Soundtracking is a regular column that appears on looking at the music featured in the biggest new releases both in theatre and on home video. Shane McNeil looks at the silver screen hits from 1984: the Year of the Soundtrack.

Originally published on – July 2, 2014.

It was 30 years ago this week that Prince’s “When Doves Cry” hit number 1 on the Hot 100, helping launch the Purple Rain soundtrack into the stratosphere of both pop music and near, if not to the top of the soundtrack pantheon.

The album was a dominant force as the aforementioned track’s five-week reign atop the Hot 100 would bleed into the first two weeks of the soundtrack’s stay atop the album charts. The album would stay at number one for 24 weeks.

That type of dominance seems ridiculous by today’s standards, but the 1980s were a different time and albums – especially in the early 80s – had that type of staying power. Michael Jackson’s “Thriller” spent 37 weeks at number one, ending just under four months prior to Prince’s ascent and hitting number one four separate times between 1983 and 1984. Meanwhile, Bruce Springsteen’s “Born in the USA ” had the strange distinction of being both the album Prince dislodged at number one and the album to succeed his purple reign at the top.

The early 80s were a golden age for dominant pop albums, but they were also a golden age for motion picture soundtracks.

Only two other albums reached number one in 1984 beyond the aforementioned trio and only one spent more than one week at number one. Unsurprisingly, it was also a soundtrack, coming in the form of the powerhouse compilation that accompanied Footloose.

The Footloose soundtrack would prove to be another mammoth force on the charts and the airwaves, adding to number one singles to its 10-week run atop the album charts, in the form of Deniece Williams’ “Let’s Hear it for the Boy” (which spent two weeks at number one) and Kenny Loggins’ iconic eponymous theme.

But it was more than just the two huge soundtracks that dominated 1984.

The Best Original Song Oscar winner – a now-regrettable tune from Stevie Wonder – was a number one hit. It fell right in the middle of a run of seven straight Best Song winners to have hit number one on the Hot 100 that started in 1981 and ended with Dirty Dancing’s “Time of My Life” in 1987. That may not sound overly impressive, but factor in that only three songs since the end of that run have won the Oscar and also topped the Hot 100: Eminem’s “Lose Yourself,” “A Whole New World” from Aladdin and that Celine Dion song we’d all like to forget.

Furthermore, 1984 marks the only time in history that all the nominees for the Best Song Oscar were all number ones on the Hot 100, including Stevie Wonder, the two Footloose hits, Phil Collins’ “Against All Odds” and the theme from Ghostbusters.

That’s right.

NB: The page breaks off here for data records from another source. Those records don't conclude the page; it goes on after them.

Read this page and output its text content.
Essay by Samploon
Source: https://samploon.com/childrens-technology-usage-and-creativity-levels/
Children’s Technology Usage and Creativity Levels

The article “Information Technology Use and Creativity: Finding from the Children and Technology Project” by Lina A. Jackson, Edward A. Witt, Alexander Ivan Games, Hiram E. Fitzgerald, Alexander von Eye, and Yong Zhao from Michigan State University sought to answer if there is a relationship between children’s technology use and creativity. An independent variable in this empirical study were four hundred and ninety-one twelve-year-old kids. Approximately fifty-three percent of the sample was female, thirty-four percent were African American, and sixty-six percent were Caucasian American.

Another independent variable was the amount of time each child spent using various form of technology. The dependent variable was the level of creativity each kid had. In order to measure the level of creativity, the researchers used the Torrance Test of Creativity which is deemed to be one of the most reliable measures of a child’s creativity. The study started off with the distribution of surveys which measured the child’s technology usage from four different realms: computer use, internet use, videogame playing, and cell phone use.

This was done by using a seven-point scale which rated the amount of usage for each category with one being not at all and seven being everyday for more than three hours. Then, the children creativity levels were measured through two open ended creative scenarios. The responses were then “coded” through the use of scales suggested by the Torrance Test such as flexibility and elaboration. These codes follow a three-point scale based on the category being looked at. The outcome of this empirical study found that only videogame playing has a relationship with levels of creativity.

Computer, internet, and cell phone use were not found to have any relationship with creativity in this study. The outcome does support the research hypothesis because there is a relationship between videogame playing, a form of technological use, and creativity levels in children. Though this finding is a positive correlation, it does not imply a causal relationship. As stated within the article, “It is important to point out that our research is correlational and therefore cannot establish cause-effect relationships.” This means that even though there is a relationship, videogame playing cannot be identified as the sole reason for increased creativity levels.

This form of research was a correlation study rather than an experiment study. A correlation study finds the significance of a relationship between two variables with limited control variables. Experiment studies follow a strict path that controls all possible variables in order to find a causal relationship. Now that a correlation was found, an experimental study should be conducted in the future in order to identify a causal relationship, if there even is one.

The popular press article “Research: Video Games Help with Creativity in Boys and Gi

Five number ones and Prince still got shut out (though he would win an Oscar for “Best Song Score”). It still doesn’t take away from one of the greatest soundtrack summers on record when seven songs from the movies hit number one for a run of 21 out of 31 weeks.

And that doesn’t even factor in Beverly Hills Cop or the fact that 1984 was the year that gave us This is Spinal Tap.

Pretty Crazy.

Author’s Note: The original post of this article contained several embedded videos, including a pair by Prince. However, His Purpleness is notoriously protective of copyright, so said videos have been removed instead of having to find new YouTube postings every couple weeks to keep this content active. As an alternative, I would recommend just listening to the Purple Rain Soundtrack while reading this to keep it thematically appropriate. I would also recommend listening to said album repeatedly as a general life strategy.